Typische Fallstricke
- Verzicht auf Ausgleich vor Vertragsende — nach § 89b Abs. 4 HGB unwirksam.
- Unvollständige Erledigungsklausel — spätere Nachforderungen möglich.
- Vergleich über zwingende Normen nach § 92c HGB — teilweise nichtig.

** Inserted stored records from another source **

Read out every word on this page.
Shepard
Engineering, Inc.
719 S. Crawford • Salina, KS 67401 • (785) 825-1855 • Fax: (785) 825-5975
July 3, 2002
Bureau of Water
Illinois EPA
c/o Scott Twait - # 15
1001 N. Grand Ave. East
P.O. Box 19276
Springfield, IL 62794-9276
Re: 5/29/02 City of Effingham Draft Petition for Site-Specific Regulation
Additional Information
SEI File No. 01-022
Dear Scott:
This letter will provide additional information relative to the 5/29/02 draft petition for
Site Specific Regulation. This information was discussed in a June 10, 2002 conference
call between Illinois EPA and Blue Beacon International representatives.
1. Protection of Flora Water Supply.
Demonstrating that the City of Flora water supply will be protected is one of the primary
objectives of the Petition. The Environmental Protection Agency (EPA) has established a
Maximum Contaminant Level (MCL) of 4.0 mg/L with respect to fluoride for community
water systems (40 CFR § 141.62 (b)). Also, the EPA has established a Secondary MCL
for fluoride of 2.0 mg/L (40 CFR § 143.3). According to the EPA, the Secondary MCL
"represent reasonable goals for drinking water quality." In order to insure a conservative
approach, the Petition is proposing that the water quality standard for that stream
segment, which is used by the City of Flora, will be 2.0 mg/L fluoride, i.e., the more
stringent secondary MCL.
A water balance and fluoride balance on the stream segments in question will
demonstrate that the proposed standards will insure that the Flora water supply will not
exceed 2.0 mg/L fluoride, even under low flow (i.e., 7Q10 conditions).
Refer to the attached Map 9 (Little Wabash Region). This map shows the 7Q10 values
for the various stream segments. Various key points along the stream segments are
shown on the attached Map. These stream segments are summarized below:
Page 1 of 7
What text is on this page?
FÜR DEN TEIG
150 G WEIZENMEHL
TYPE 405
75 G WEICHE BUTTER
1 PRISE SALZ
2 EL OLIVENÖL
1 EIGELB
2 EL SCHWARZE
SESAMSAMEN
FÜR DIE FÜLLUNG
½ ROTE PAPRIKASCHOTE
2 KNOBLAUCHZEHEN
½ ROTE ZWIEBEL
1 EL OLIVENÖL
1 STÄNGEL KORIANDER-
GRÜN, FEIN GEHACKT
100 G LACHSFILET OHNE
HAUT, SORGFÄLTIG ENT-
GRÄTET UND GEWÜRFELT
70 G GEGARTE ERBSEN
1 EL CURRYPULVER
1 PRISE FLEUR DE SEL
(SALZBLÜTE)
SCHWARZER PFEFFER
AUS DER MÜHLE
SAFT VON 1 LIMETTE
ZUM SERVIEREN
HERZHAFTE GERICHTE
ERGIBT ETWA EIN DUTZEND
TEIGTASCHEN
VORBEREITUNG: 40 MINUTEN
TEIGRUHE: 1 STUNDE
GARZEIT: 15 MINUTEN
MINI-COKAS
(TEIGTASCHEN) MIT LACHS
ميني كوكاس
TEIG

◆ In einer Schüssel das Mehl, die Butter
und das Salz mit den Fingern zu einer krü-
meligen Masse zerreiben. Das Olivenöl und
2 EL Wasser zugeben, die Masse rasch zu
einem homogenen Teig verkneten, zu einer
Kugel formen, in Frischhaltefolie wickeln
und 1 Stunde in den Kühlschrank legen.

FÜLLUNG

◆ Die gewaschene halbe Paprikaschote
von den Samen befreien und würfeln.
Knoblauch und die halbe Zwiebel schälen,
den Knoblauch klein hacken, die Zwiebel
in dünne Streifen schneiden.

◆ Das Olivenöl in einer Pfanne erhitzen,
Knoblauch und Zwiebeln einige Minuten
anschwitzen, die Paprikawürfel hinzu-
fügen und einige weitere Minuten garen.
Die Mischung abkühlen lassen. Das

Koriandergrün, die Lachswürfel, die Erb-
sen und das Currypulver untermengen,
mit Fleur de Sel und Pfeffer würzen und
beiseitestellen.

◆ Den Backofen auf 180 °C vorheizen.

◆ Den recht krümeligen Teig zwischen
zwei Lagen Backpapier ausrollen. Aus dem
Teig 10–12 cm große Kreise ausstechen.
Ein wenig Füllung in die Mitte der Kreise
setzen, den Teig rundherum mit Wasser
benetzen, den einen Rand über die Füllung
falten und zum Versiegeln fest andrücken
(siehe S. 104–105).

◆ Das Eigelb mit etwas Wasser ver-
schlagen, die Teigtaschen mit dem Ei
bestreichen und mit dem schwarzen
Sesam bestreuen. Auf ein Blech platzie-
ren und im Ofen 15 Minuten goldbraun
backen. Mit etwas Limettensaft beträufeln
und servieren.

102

- Nicht vollstreckbarer Vergleich — Zwangsvollstreckung nicht möglich.
Hintergrund und Kontext
Das Handelsvertreterrecht steht im fünften Buch des HGB (§§ 84 bis 92c). Es gilt als Sonderprivatrecht zwischen Arbeits- und allgemeinem Handelsrecht. Die EU-Handelsvertreterrichtlinie 86/653/EWG setzt europäische Mindeststandards. Kernprinzipien: Selbständigkeit, Provisionsanspruch, Buchauszug, Ausgleich bei Vertragsende. Nachvertragliches Wettbewerbsverbot (§ 90a HGB) und Delkredere (§ 86b HGB) regeln Sonderlagen. Zwingende Vorschriften nach § 92c HGB schützen den Handelsvertreter. Entgegenstehende Klauseln sind nach § 134 BGB nichtig. Für grenzüberschreitende Sachverhalte bestimmt die Rom-I-Verordnung das anwendbare Recht. Zwingende Normen wie Ausgleich (§ 89b HGB) und Buchauszug (§ 87c HGB) stehen nicht zur Disposition. Bei Statusfragen (Selbständigkeit) ist das Statusfeststellungsverfahren nach § 7a SGB IV maßgeblich.